The first issue a company is likely to run into with a monolith app is trying to scale it. Some pieces of the application will require more resources than others. This can slow down the entire app, as that section hogs CPU and memory. Since there is a limit on how big you can make a server, you eventually start scaling horizontally- multiple instances of the same application running in parallel. Each copy contains the entire application in a monolith, even though it might be only a small part that needs additional instances. This leads to needing more hardware than you actually need.

The second reason you may want something other than a monolith is that you have a lot of devs working on the same application, especially when they are on separate teams. While tools like Git help developers collaborate on code, it still requires communication when different devs are working on the same section of the codebase. The more people you add, the more collisions will occur and the harder it is to keep that communication going.

Microservices - Pros and Cons

Why Microservices are Great

The main reason to use microservices is to solve the cons of monoliths. Because each piece is a separate application, you can run extra copies of the expensive process without having the overhead of deploying the entire app each time. In addition, breaking things up into separate applications means that the codebase can better reflect a large company’s structure. Each team is responsible for its own application(s) and won’t have to worry about direct interference from a member of another team changing their code without letting them know.

There are also a couple of other considerations.

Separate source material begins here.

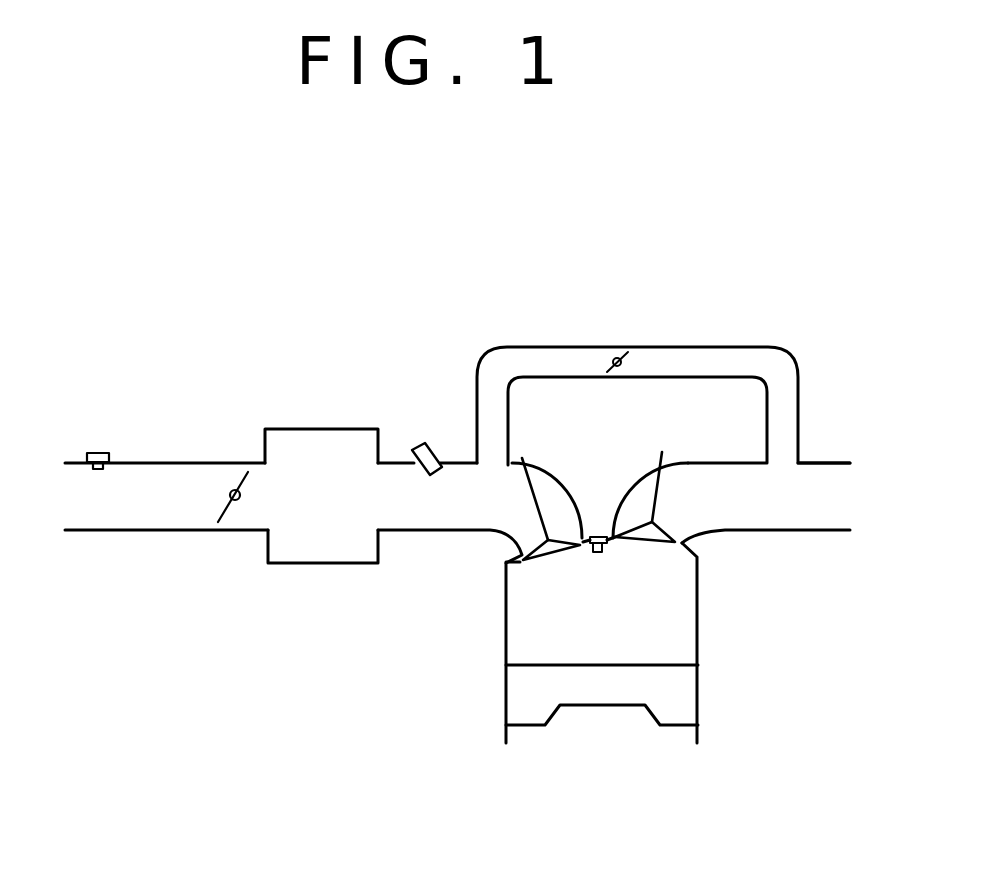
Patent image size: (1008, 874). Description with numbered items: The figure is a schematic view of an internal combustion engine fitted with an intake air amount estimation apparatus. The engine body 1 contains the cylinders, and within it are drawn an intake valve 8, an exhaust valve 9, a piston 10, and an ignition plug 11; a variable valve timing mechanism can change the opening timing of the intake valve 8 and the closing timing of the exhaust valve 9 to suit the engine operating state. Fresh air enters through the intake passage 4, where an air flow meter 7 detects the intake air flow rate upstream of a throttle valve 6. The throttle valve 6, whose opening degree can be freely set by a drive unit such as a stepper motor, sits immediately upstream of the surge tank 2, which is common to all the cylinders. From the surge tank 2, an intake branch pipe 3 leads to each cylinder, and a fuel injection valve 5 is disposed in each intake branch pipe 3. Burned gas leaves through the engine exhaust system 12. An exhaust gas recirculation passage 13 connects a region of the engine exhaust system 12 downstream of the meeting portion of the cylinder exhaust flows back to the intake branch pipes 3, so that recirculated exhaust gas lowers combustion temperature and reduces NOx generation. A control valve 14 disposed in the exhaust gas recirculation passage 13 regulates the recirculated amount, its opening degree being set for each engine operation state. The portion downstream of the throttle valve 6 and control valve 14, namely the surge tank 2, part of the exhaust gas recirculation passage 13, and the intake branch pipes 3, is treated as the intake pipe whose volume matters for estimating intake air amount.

While the number of times data has to move across the network dramatically increases the number of potential failures, it’s also become a common practice to create checkpoints in critical paths. You save the data in an interim state before passing it on to the following link in the chain, so if there’s a failure, you can start from where you left off instead of completely starting over.

The final piece is closely related to the scalability issue. Large cloud service providers like AWS and Azure offer services that are specifically designed to work with a microservice pattern (Primarily Functions on Azure and Lamda on AWS). These services are often the most cost-effective way to host your application.

Why Microservices Suck

Holy diagrams, Batman! Microservice architecture gets really complicated, really fast. One of its strengths may be that each service is much easier to understand, but putting the pieces together becomes much more challenging to understand than with a monolith. A monolith might have 3-4 layers you need to trace through. Each of the 100 different services in a microservice architecture may have its own version of those 3-4 layers inside. This is often complicated because hosts like AWS and Azure have their own web of products that all work together to host your application. The Reddit Dump application has 10 services, but 7 Azure products are involved in running it.

Reddit Azure architecture

The other big problem with microservices I’ve already mentioned a couple times- the services all communicate with each other over networks. This isn’t a reliable communication method, so you must be very careful throughout the codebase to account for this. In addition, it slows down the whole app as you wait for a request to work its way through all these different services.

Wrapping Up

In the end, there’s a reason why microservices became popular. They can be highly effective, especially when you are the size of somewhere like Google. The smaller your application, the less effective they become, and the apps most of us work on every day don’t need this level of separation of concerns. However, the rest of the industry tends to emulate what big companies do, and it looked like the monolith was dead for a while. Fortunately, we’ve since corrected this over-application, and architects can choose the version that best suits their situation.